Monday, February 28, 2011

Creating a Star Scale of Magnitude

So astronomers have learned to be very careful when classifying stars according to apparent brightness. Classifying stars according to their magnitude seemed a good idea to Hipparchus (in the second century B.C.E.) when he came up with a 6-degree scale, ranging from 1, the brightest stars, to 6, those just barely visible. Unfortunately, this somewhat cumbersome and awkward system (higher magnitudes are fainter, and the brightest objects have negative magnitudes) has persisted to this day.

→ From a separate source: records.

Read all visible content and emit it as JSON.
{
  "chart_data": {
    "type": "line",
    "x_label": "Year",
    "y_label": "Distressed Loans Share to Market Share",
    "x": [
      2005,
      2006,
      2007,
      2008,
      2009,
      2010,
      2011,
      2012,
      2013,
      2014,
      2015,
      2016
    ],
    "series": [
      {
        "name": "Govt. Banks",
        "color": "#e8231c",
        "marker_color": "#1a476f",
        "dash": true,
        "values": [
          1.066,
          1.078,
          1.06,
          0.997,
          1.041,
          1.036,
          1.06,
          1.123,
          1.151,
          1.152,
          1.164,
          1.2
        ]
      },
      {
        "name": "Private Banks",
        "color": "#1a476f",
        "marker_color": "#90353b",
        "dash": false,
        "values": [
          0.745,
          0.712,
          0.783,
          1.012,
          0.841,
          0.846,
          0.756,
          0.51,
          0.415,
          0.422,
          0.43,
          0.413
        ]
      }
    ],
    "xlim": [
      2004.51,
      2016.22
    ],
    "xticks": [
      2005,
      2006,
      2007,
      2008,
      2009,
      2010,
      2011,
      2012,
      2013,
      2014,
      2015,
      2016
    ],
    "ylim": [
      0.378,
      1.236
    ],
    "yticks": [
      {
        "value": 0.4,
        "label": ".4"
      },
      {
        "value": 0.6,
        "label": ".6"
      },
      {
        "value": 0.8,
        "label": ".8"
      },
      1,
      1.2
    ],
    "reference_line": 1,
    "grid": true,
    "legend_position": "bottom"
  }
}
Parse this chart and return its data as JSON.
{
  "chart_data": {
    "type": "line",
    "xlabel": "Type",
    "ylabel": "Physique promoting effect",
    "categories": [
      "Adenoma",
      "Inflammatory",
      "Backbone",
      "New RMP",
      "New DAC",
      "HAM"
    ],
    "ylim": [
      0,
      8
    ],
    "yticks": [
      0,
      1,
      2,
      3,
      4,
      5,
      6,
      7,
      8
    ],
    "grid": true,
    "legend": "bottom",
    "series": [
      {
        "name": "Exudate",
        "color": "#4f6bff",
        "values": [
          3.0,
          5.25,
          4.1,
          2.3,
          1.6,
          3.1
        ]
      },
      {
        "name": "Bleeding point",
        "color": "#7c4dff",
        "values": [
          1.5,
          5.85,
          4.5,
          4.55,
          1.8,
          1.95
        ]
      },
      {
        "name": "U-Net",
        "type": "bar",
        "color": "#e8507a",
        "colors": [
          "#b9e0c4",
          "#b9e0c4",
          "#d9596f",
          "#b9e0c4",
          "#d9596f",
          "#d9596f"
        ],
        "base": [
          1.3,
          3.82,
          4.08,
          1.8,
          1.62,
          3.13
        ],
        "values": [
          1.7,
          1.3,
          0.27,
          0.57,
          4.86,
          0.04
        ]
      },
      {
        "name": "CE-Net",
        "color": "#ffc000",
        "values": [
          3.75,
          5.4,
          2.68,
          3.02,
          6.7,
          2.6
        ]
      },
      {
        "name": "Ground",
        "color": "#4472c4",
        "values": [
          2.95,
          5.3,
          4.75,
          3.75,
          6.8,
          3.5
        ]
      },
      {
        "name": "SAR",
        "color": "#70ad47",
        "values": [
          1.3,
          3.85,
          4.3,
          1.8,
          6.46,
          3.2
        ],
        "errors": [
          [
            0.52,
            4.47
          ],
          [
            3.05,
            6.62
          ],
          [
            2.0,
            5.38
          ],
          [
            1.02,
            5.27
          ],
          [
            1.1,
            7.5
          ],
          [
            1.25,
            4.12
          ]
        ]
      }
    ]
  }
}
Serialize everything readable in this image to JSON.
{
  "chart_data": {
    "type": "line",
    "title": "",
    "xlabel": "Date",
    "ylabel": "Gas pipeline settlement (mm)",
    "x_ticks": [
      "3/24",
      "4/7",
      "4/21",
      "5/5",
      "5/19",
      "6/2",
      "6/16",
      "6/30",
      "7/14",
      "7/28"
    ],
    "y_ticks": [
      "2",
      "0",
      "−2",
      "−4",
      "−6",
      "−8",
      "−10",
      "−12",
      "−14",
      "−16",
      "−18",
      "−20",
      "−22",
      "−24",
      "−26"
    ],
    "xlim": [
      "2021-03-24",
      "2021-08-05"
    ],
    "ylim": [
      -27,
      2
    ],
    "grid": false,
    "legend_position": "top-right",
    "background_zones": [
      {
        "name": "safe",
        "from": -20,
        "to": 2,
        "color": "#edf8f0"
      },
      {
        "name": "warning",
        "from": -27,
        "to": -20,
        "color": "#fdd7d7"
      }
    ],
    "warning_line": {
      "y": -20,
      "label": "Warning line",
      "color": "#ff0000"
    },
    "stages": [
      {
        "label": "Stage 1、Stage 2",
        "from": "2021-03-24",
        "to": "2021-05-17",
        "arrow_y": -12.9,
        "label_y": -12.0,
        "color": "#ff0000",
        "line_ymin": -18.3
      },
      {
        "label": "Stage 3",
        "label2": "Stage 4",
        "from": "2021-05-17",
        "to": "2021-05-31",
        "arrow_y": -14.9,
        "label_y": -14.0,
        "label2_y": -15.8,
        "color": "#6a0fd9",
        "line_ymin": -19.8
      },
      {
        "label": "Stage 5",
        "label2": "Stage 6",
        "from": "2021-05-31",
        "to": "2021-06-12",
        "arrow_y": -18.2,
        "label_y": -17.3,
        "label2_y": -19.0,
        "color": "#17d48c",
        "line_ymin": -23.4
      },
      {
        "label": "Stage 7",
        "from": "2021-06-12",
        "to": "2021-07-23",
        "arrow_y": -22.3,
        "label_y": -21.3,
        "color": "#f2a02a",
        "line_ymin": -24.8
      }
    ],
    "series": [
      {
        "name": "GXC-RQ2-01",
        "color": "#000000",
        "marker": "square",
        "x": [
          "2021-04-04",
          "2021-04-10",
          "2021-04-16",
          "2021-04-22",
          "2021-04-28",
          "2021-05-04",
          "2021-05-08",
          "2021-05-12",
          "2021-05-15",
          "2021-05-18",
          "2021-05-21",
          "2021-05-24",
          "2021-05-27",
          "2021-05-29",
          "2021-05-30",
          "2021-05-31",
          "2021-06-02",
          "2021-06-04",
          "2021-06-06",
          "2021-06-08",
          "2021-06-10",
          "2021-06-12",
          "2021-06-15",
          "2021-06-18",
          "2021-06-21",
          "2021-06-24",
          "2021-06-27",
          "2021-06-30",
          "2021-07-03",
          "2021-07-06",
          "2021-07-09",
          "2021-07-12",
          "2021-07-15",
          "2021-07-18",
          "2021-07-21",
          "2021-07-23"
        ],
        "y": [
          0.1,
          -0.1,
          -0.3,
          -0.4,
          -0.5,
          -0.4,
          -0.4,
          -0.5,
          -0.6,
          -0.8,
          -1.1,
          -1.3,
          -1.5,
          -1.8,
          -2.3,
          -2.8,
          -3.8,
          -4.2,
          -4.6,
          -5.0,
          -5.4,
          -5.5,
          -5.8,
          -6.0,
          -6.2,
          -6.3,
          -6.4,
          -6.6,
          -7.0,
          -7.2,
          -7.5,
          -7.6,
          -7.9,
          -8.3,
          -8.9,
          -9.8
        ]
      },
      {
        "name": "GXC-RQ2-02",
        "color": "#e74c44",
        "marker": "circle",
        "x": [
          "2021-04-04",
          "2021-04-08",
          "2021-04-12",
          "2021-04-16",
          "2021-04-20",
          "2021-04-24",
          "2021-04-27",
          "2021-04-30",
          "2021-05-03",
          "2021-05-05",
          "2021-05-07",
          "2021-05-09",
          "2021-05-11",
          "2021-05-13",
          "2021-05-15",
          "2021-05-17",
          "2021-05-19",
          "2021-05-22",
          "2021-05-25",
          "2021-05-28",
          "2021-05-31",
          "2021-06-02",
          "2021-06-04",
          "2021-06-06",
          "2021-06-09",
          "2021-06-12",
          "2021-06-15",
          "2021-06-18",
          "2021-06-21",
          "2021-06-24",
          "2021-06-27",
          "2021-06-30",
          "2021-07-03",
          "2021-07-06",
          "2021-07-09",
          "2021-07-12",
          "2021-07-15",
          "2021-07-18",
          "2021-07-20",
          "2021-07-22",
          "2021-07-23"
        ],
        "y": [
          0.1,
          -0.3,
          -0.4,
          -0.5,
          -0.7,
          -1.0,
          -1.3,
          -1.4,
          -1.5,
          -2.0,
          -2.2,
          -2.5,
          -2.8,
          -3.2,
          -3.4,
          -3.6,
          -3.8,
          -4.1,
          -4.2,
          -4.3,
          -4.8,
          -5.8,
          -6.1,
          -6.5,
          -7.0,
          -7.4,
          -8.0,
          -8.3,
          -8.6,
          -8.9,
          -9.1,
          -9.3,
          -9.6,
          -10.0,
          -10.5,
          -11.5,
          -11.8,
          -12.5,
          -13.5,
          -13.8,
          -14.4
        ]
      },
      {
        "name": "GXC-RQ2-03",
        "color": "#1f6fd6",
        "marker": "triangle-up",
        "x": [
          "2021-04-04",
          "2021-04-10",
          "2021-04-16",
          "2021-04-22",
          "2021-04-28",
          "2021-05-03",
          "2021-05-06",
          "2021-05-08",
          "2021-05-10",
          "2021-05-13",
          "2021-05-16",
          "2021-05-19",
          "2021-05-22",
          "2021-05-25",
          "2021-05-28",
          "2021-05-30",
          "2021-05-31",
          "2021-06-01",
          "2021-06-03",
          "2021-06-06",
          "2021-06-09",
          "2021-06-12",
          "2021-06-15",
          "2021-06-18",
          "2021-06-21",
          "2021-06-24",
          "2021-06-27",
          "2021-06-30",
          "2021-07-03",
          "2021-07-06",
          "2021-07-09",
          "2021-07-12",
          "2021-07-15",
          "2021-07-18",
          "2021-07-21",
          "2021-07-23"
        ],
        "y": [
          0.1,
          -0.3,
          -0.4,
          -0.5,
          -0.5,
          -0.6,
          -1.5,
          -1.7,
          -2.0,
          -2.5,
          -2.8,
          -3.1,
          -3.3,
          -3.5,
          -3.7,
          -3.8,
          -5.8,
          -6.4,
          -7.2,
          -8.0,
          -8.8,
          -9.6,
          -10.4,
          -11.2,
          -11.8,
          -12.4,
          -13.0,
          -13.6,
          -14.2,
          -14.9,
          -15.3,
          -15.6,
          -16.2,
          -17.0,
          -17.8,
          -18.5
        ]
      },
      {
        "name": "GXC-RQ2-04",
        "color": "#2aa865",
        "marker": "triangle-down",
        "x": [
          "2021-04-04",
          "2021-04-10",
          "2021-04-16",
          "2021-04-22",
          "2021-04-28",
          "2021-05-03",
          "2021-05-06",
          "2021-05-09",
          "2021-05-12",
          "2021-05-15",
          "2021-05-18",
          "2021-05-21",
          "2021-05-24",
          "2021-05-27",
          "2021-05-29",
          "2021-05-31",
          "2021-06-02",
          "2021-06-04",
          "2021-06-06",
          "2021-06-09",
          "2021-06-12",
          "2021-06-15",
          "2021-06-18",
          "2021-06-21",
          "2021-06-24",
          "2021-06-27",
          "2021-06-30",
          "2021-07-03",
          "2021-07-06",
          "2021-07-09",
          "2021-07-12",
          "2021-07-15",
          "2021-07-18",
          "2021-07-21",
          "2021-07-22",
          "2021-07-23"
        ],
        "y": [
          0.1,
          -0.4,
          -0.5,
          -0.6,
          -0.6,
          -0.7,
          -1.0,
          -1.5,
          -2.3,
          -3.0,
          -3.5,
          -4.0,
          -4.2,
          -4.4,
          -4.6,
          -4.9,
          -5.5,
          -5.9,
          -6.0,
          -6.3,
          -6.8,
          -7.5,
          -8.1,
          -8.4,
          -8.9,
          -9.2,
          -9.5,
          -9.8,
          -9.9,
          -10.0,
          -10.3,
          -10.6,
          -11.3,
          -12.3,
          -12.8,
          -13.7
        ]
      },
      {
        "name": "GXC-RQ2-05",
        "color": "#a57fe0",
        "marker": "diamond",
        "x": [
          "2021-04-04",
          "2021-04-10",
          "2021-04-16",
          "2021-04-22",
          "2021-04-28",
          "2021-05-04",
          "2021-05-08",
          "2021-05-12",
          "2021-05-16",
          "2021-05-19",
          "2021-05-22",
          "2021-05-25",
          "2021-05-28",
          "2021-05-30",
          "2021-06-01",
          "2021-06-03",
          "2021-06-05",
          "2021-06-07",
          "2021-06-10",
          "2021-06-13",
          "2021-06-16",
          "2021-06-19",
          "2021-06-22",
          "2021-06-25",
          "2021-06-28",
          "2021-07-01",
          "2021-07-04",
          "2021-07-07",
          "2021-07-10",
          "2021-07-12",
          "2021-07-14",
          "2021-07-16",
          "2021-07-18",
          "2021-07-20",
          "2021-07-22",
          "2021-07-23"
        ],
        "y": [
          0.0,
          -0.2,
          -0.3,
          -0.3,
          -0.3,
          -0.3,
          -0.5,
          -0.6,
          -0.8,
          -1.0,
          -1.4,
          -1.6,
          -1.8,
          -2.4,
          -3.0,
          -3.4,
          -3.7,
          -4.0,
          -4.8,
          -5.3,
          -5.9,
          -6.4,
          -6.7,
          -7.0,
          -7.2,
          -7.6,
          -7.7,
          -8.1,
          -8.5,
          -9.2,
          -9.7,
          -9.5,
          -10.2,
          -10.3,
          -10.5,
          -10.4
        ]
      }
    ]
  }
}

Hipparchus’ scale has been expanded and refined over the years. The intervals between magnitudes have been regularized, so that a difference of 1 in magnitude corresponds to a difference of about 2.5 in brightness. Thus, a magnitude 1 star is 2.5 ×2.5 ×2.5 ×2.5 ×2.5=100 times brighter than a magnitude 6 star. Because we are no longer limited to viewing the sky with our eyes, and larger apertures collect more light, magnitudes greater than (that is, fainter than) 6 appear on the scale. Objects brighter than the brightest stars may also be included, their magnitudes expressed as negative numbers. Thus the full moon has a magnitude of –12.5 and the sun, –26.8. In order to make more useful comparisons between stars at varying distances, astronomers differentiate between apparent magnitude and absolute magnitude, defining the latter, by convention, as an object’s apparent magnitude when it is at a distance of 10 parsecs from the observer. This convention cancels out distance as a factor in brightness and is therefore an intrinsic property of the star.